WARNINGS have been sounded that cancer screenings being halted to allow the NHS to focus on fighting Covid-19 “will lead to deaths over the next few years”.

Health Secretary Jeane Freeman said it was still too early to unpause Scotland's screening programme.

Sir Ian Diamond, the UK's chief statistician, has urged caution that as well as those directly killed by the pandemic and indirect deaths, that “a third group” will emerge “over the next few years”.

Speaking on the Andrew Marr Show, he said it was “important to recognise that there are indirect deaths as well as Covid-related deaths”.

He added: “Changes in prioritisation of the health service, for example reductions in cancer screening, will lead to deaths over the next few years.

READ MORE: Coronavirus in Scotland: Sturgeon under pressure over elective and cancer care as Covid ICU admissions fall to new low

“If we have a lengthy and deep recession, then we know that that can lead to increased deaths as people are pushed into lengthy periods of unemployment.

“Absolutely certainly, the indirect deaths that come on top of the actual Covid-19 deaths are not insignificant.”

Sir Ian was pressed about a higher proportion of people from poorer households who are dying from Covid-19.
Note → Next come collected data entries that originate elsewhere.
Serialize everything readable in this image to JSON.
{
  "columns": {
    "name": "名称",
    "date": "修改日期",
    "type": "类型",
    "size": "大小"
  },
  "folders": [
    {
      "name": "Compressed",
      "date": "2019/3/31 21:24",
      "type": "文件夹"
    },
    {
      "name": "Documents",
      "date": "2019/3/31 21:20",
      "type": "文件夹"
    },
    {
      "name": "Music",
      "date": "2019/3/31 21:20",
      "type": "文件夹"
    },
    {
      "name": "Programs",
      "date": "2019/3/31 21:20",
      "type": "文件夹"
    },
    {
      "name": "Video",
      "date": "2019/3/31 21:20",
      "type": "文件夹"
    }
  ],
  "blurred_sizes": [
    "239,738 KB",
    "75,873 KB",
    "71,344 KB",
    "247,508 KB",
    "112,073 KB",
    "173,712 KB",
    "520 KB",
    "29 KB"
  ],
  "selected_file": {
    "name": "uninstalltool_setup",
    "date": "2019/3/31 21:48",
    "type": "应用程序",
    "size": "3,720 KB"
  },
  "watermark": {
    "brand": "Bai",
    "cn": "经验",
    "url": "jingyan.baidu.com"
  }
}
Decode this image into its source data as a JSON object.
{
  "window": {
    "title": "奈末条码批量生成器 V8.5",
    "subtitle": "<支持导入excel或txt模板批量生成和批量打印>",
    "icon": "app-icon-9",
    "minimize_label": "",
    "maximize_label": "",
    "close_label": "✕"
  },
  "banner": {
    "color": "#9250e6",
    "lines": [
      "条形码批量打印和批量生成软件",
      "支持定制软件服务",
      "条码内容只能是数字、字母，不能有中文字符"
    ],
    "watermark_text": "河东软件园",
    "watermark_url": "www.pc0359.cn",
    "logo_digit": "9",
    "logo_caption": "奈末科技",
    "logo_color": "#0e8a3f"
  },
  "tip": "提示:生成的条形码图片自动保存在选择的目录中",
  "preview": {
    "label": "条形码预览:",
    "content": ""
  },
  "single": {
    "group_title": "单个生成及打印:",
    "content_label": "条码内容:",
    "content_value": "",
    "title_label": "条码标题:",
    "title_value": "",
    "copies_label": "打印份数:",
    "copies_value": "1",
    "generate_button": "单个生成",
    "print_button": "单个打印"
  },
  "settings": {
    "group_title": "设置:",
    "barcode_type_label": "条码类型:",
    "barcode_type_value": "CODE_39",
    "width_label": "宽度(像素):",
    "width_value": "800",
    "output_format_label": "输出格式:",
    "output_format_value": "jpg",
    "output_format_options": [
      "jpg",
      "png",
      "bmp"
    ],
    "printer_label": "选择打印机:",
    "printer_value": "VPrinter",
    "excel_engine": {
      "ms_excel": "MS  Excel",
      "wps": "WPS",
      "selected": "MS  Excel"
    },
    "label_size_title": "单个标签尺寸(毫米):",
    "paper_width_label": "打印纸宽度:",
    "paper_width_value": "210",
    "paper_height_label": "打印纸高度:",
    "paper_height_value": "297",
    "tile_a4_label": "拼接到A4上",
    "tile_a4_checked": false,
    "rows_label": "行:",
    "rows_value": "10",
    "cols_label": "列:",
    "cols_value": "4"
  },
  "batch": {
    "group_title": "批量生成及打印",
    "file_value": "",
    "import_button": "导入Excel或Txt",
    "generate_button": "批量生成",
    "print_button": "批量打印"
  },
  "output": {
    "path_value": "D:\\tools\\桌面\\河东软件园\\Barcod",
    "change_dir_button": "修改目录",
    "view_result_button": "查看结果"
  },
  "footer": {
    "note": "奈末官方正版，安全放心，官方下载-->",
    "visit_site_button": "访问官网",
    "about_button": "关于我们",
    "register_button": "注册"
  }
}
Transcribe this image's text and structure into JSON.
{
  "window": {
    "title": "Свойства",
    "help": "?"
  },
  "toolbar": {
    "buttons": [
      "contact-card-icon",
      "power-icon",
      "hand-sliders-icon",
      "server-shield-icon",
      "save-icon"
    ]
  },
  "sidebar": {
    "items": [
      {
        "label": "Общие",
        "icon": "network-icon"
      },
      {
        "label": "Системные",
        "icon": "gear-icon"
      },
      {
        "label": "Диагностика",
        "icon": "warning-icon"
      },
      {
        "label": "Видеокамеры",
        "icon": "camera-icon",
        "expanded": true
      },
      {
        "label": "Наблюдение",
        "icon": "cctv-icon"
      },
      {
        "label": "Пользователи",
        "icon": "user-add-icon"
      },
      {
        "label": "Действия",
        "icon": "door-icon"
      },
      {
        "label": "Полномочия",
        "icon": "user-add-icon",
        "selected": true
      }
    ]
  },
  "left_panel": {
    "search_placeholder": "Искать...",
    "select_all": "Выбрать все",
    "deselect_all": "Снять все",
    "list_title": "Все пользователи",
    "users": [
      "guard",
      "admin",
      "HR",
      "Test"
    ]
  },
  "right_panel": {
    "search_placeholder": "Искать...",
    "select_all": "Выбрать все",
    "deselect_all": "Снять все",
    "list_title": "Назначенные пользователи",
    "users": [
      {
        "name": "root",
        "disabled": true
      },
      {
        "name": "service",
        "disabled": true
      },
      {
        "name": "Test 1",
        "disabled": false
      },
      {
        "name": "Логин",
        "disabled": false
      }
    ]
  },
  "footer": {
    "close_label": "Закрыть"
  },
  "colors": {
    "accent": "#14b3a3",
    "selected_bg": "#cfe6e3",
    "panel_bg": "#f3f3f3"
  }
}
He said: “It’s likely to do with density of population, it is likely also to be with comorbidity, also people in poorer areas are probably going to be in jobs that make them less likely to be able to work from home - they may be more exposed.

“Inner cities are the most risky places. Having said that, these numbers are stark.

“We’ve known for a very long time that ill health and mortality has a gradient towards the poorest and most disadvantaged numbers of our society. It is sad that has shown clearly also with regard to Covid-19.”

Ms Freeman said: "It is too early to assert that hospital numbers are stabilising. "The numbers that we are seeing is encouraging but we are not yet in a place where we can confidently assert that in terms of the numbers of cases coming through that we are stabilising that low number that the NHS can cope with them."

She added: "We need to see those numbers coming through for a little while longer before we're in that place.

"We are very conscious of the importance of our screening programmes - we have seen the great value of them to individuals, as well as to our National Health Service. Pausing them in any respect was a decision that was taken very reluctantly indeed."